5958884-3x2-700x467Smith brothers (right, in khaki) and Bennett and Shiers (slouch hats) on arrival in Darwin, 10 December 1919 (ABC/NAA)

It was increasingly clear that aviation was vital for national defence. After all, a year previously the government had been almost powerless to do anything about (fortunately false) reports of enemy aircraft flying over the Australian countryside. The Vimy itself was born in war. It had not been designed to fly to Australia but to Berlin, to bomb it in reprisal for the German air raids on London in 1917.

Smith and his fellow aviators all learned their trade in the war, and indeed were still in uniform; Smith himself gained extensive combat experience in the Middle East, shooting down eleven enemy aircraft. Many of the string of aerodromes they landed at along the route had been built for the war against the Ottomans. Some were now being used to support British power in the vast areas of Asia and the Middle East under its control; after Italy the Australians were able to fly almost exclusively through British airspace, from Egypt through India, all the way to Singapore.

Over the Netherlands East Indies, the flyers had the enthusiastic assistance of the colonial Dutch administration, itself eager to promote aviation links to ‘home’. (In 1935, a KLM airliner came second in another race to Australia, beaten out only by a specially designed speedster.) Only in Persia (Iran) and Siam (Thailand), which already had its own military aviation corps, did they need the political cooperation of non-Europeans. Nearly everywhere, the Australian aviators could rely on the mobilisation of non-white labour to create landing grounds or pull the Vimy out of mud; at Singora in Siam, four ‘coolies’ powering a lathe went on strike for more pay, so ‘we called the foreman from the rice mill. There was a different kind of strike, and so the work proceeded’ (pp. 125-26).

A collision of empires created the Vimy; a collusion of empires made its flight possible. As Smith concluded, the Vimy and its crew, in turn, did ‘much to bind closer the outposts of the Empire through the trails of the skies’ (p. 158).

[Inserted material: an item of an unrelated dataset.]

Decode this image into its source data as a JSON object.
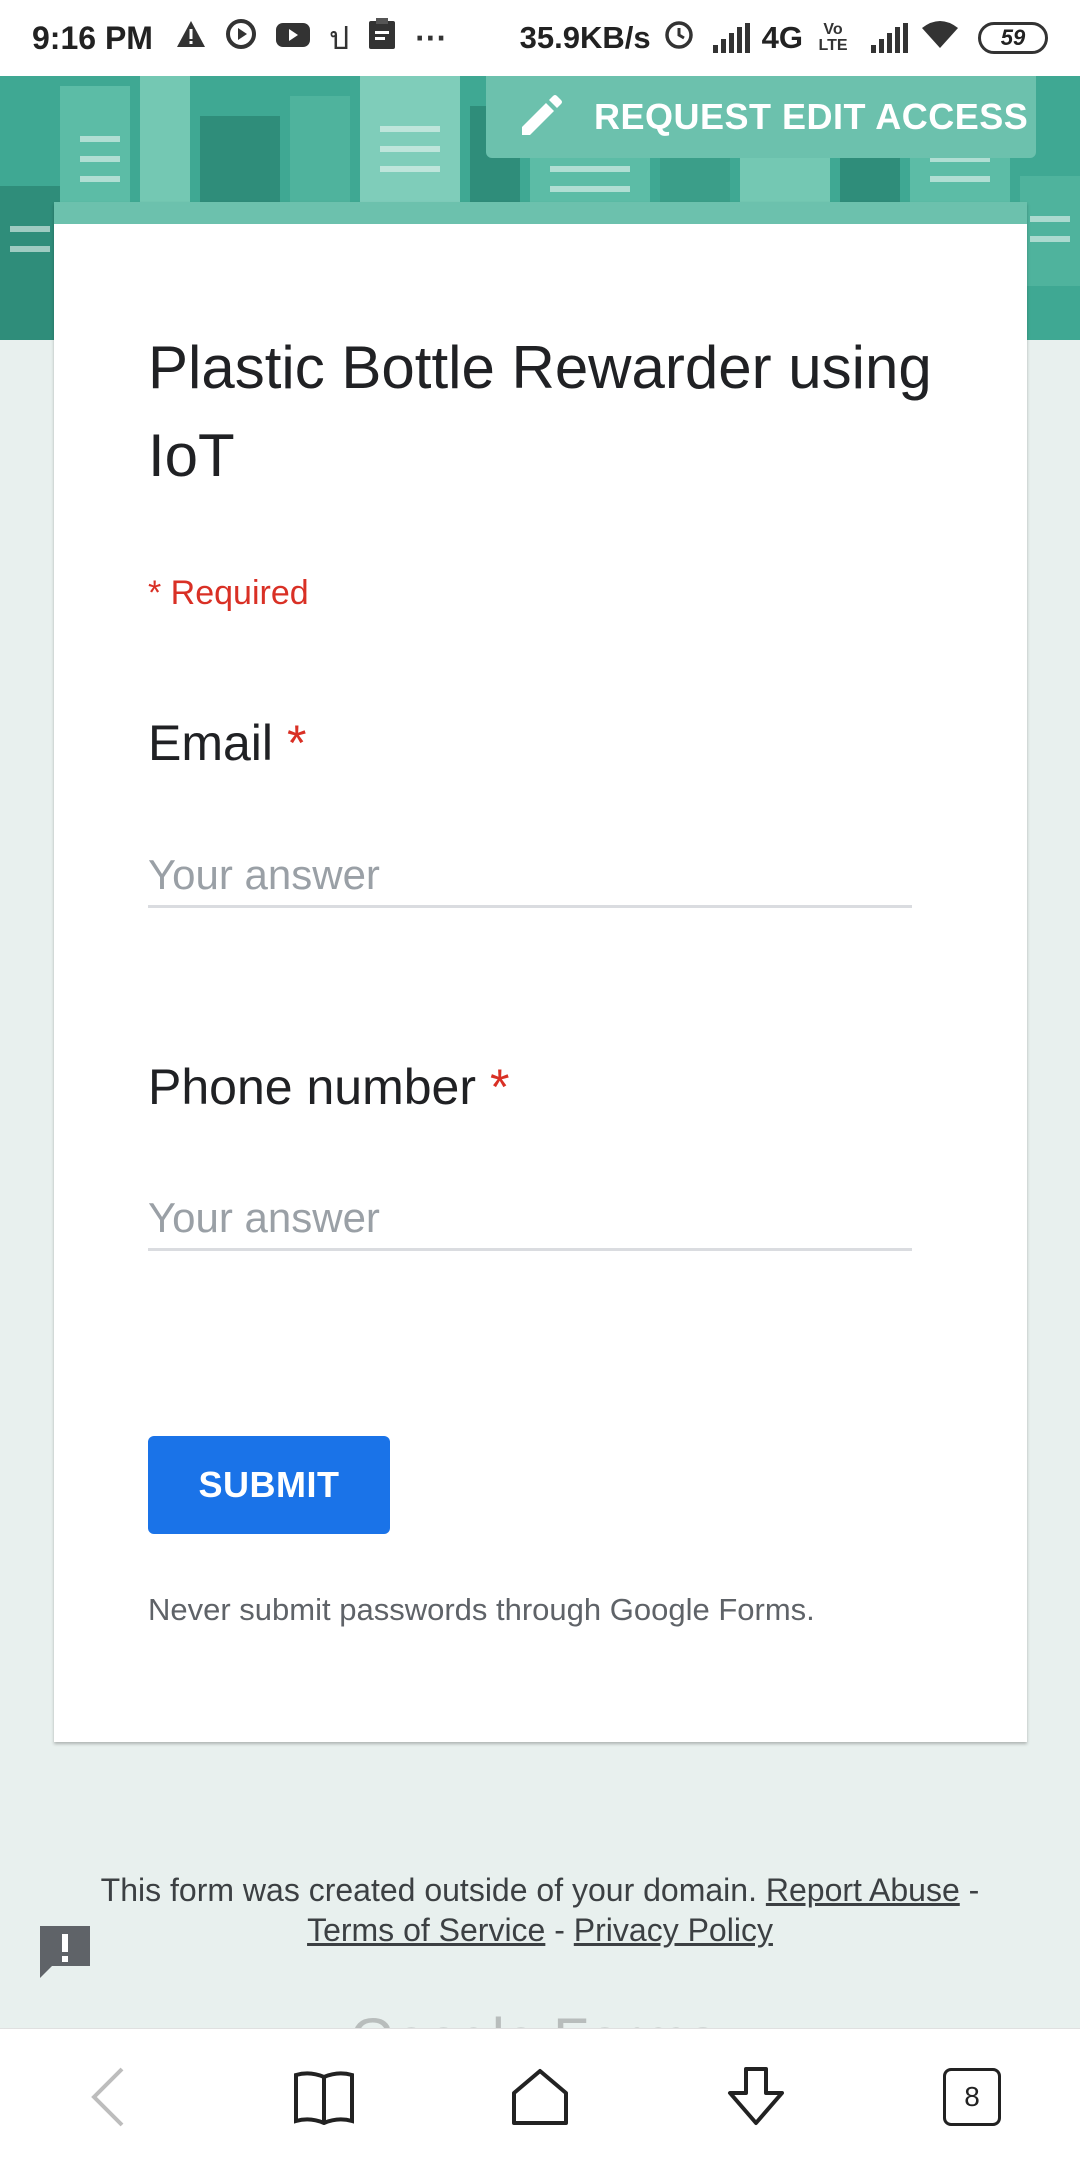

* Brett Holman is a Melbourne-based historian, whose research interests primarily revolve around the place of aviation in British society and culture in the first half of the 20th century. He runs the website Airminded and is a partner investigator on the ARC Linkage Project LP160101232, ‘Heritage of the air: how aviation transformed Australia’. His book, The Next War in the Air: Britain’s Fear of the Bomber, 1908-1941, was published by Ashgate in 2014 (hardback) and Routledge in 2017 (paperback).